Nagle zabrzmiał głośny trzask. Młodzieńcy zaskoczeni spojrzeli na siebie, po czym zwrócili głowy w stronę źródła hałasu. Po chwili kawałek ściany budynku, przy którym stali, runął w ich stronę. Ernan odskoczył od Atrana. Padł na ziemię i osłonił głowę. Kiedy ziemia zadrżała i rozległ się donośny łomot, powoli spojrzał za siebie. Przez szpary pomiędzy deskami i cegłami dostrzegł Zdobywcę, powoli podnoszącego się z chodnika. Dzieliła ich góra płonącego gruzu.
Ernan wstał.
- Spotkajmy się przy kościele! - zawołał.
- Będę tam na ciebie czekać. Tylko się pośpiesz!
Morven ruszył sprintem w stronę domu. Miał nadzieję, że Zdobywcy tam jeszcze nie dotarli. Gdyby coś się stało jego bliskim... Załamałby się.

◇◇◇◇◇◇◇◇◇◇◇◇◇◇◇

Serce omal mu nie stanęło, kiedy dostrzegł, że drzwi jego domu zostały wyważone.

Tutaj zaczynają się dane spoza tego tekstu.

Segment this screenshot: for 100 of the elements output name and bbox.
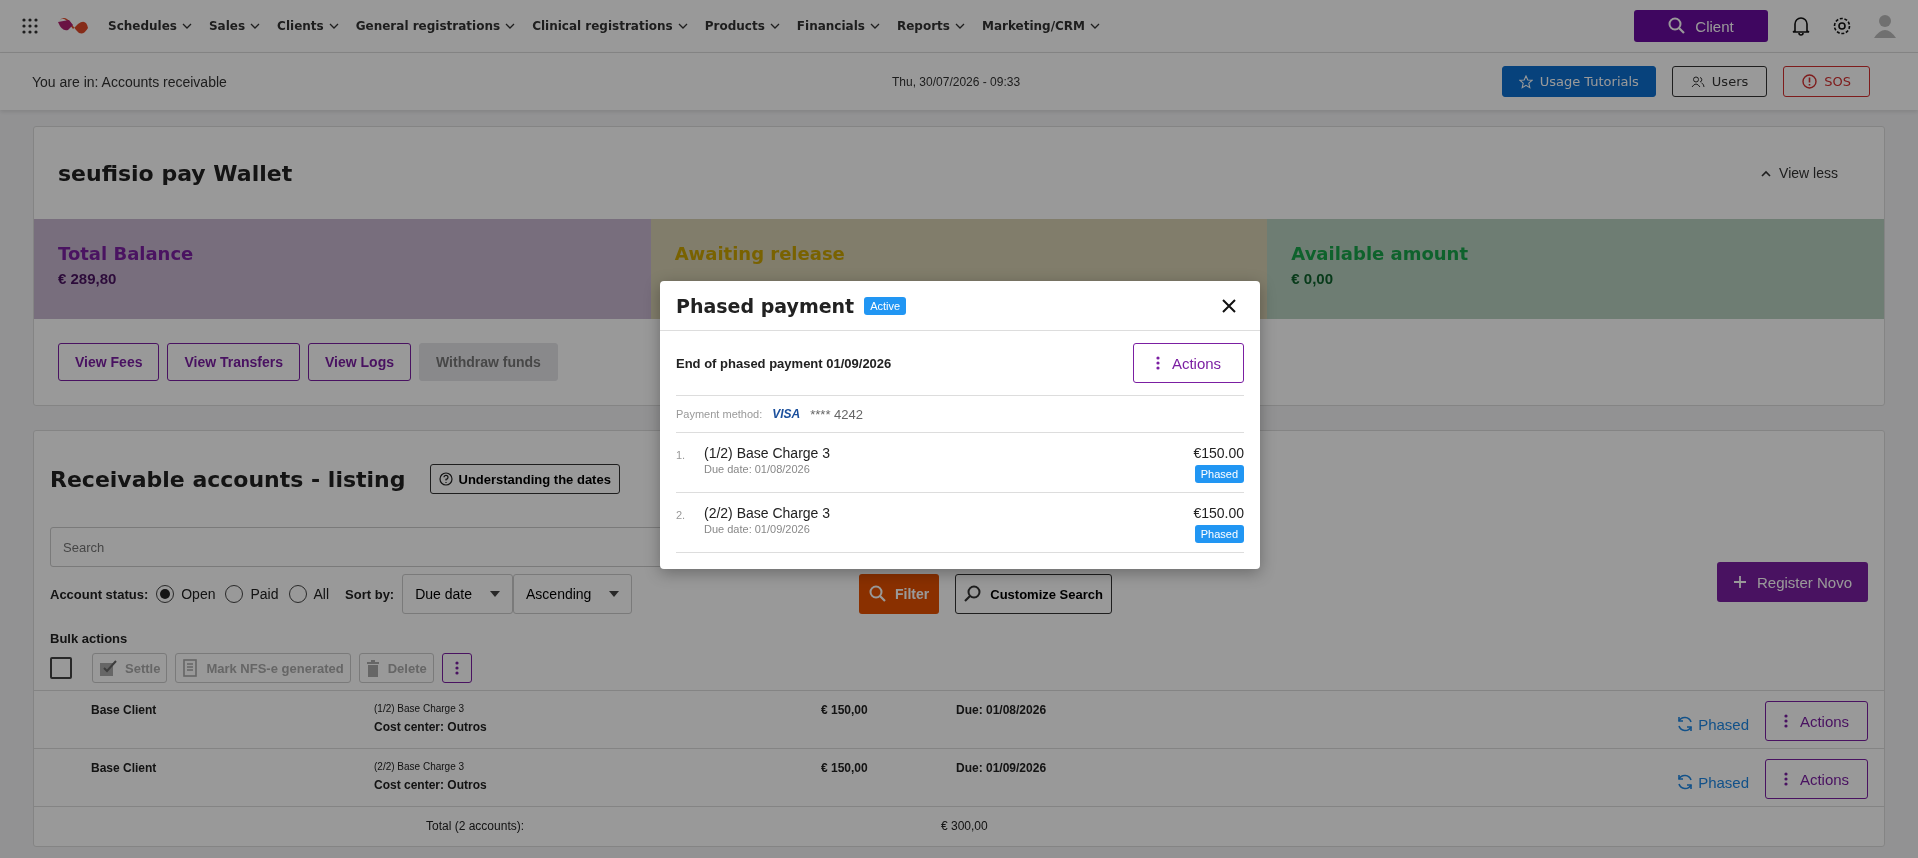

Wpadł do środka, niczym piorun. Od razu rzuciła mu się w oczy krwawa smuga na schodach, prowadząca prosto do ciała Zdobywcy.
Ernan podszedł do nieboszczyka. Miał lekką ranę na boku, ale nie to go zabiło. Zrobił to upadek. Morderca spadając ze schodów, skręcił kark.
Morven wyciągnął miecz i powoli wdrapał się po stopniach na piętro. W korytarzu leżały jeszcze dwa ciała. Na szczęście wrogów.
Blackburn poległ pod drzwiami sypialni Nory. Pokój był otwarty.
W środku nikogo nie było oprócz...
Ernan kucnął przy zwłokach Carra. Młodzieńca zabiło pchnięcie między żebra... Łotr zamknął mu powieki i ruszył dalej. Jego sypialnia była nie tknięta. Likwidator podszedł do komody, w której trzymał broń. Na szczęście sztylet z wężem był na miejscu. Zabrał go. Gdyby to nie był prezent od Luciena, to nie zawracałby sobie nim głowy.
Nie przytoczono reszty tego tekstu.